The Word Became Flesh

Bartolomé Esteban Murillo - The_Nativity: Painting depicting Mary, Joseph, and the newborn Jesus

In the beginning was the Word, and the Word was with God, and the Word was God. He was in the beginning with God. All things were made through him, and without him was not any thing made that was made. In him was life, and the life was the light of men. The light shines in the darkness, and the darkness has not overcome it.

There was a man sent from God, whose name was John. He came as a witness, to bear witness about the light, that all might believe through him. He was not the light, but came to bear witness about the light.

The true light, which gives light to everyone, was coming into the world. He was in the world, and the world was made through him, yet the world did not know him. He came to his own, and his own people did not receive him. But to all who did receive him, who believed in his name, he gave the right to become children of God, who were born, not of blood nor of the will of the flesh nor of the will of man, but of God.

And the Word became flesh and dwelt among us, and we have seen his glory, glory as of the only Son from the Father, full of grace and truth. (John bore witness about him, and cried out, “This was he of whom I said, ‘He who comes after me ranks before me, because he was before me.'”) For from his fullness we have all received, grace upon grace. For the law was given through Moses; grace and truth came through Jesus Christ. No one has ever seen God; the only God, who is at the Father’s side, he has made him known.

John 1:1 – 18

Oftentimes, we speak of Jesus birth and life on this world as if they are secondary to His death and resurrection. There’s no question that Jesus’s death and resurrection is the culmination of everything the Old Testament prophets looked forward to, and it opened the way to salvation for all. I John 2:2 calls Jesus the propitiation for our sins; Hebrews 9:12 says that Jesus entered the most holy place by means of His own sacrifice; and Jesus Himself says, addressing the mob that came to capture Him in the Garden, “All this has taken place that the Scriptures of the prophets might be fulfilled,” in Matthew 26:56.

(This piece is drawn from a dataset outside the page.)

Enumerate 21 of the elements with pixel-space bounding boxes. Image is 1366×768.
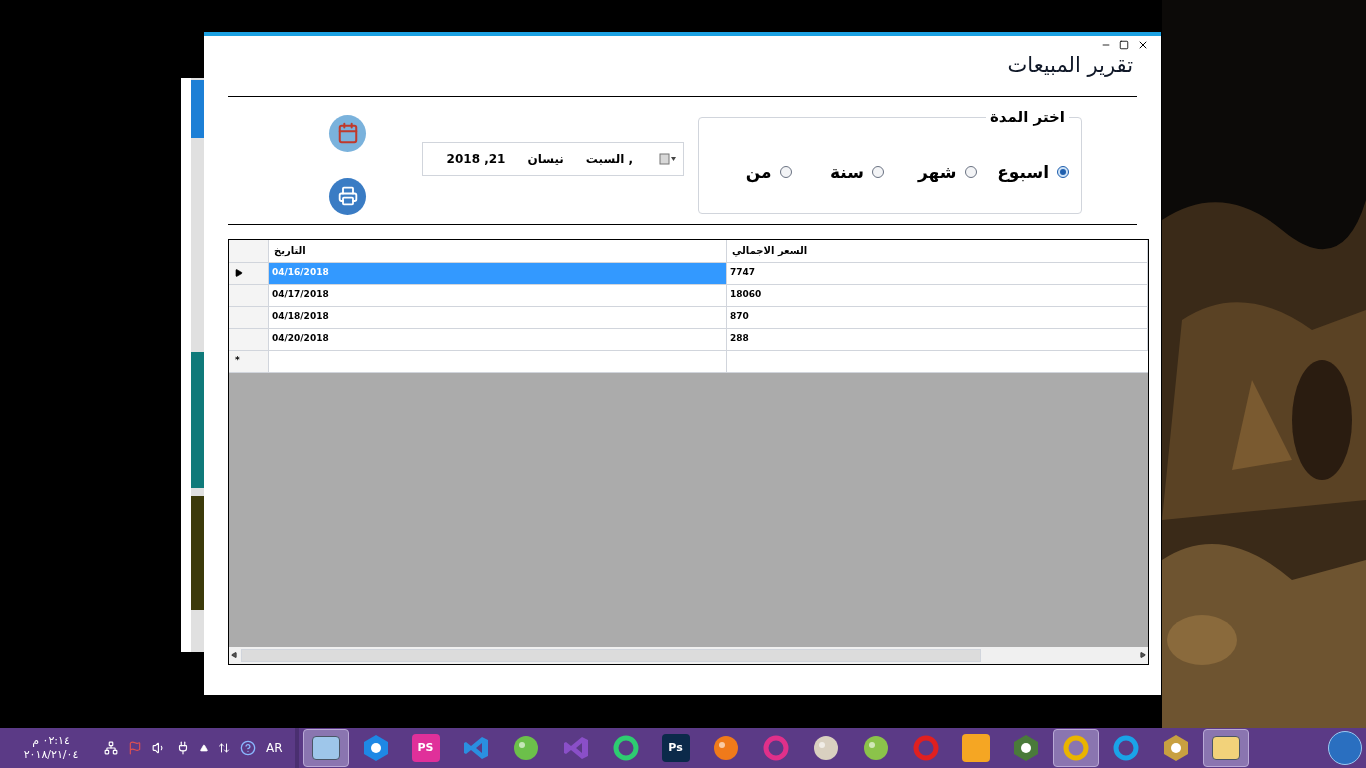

There’s no question in my mind that Jesus’s crucifixion was intentional, divinely planned, and the dawn of a new covenant between God and His creation. But He could not die as one of us without first living among us, and that life teaches us much about who God is and who we should be. His life demonstrates to us what it is to be Christian. I Peter 1:16 states that we should be holy as our God is holy. Jesus’s life exemplifies what that means. He gives us the template after which we should pattern our own lives. His death gives us hope, and His life gives us purpose.

Philippians 2:5 – 8 illustrates this fact beautifully:

Have this mind among yourselves, which is yours in Christ Jesus, who, though he was in the form of God, did not count equality with God a thing to be grasped, but emptied himself, by taking the form of a servant, being born in the likeness of men. And being found in human form, he humbled himself by becoming obedient to the point of death, even death on a cross.

We serve a Savior who humbled Himself to live a human life. We have a God who became a servant. We have a Messiah who suffered as we do; who faced temptations as we do; who felt the same joys and sorrows we feel. In doing so, He showed us what it means to be Christ-like in our own lives. As Hebrews 4:14 – 15 says, we have a High Priest who can sympathize with our challenges and our weaknesses, which allows us to approach His throne with confidence in our times of need.

While many of us recognize that December 25 was almost certainly not Jesus’s birthday and that the only event we’re commanded to memorialize is His death, may we never minimize the importance of His birth and life simply to counter popular culture.

Jesus could not have died had He not first lived among us. For that, He had to be born as Immanuel — God With Us. He had to fulfill prophecy that He would be born to a virgin, to the tribe of Judah, in the town of Bethlehem. May we live to glorify our Savior by taking hope in His birth, honoring and finding purpose in His life, and then living for the hope His death provides us. May we always glorify, honor, and magnify the Word that became flesh.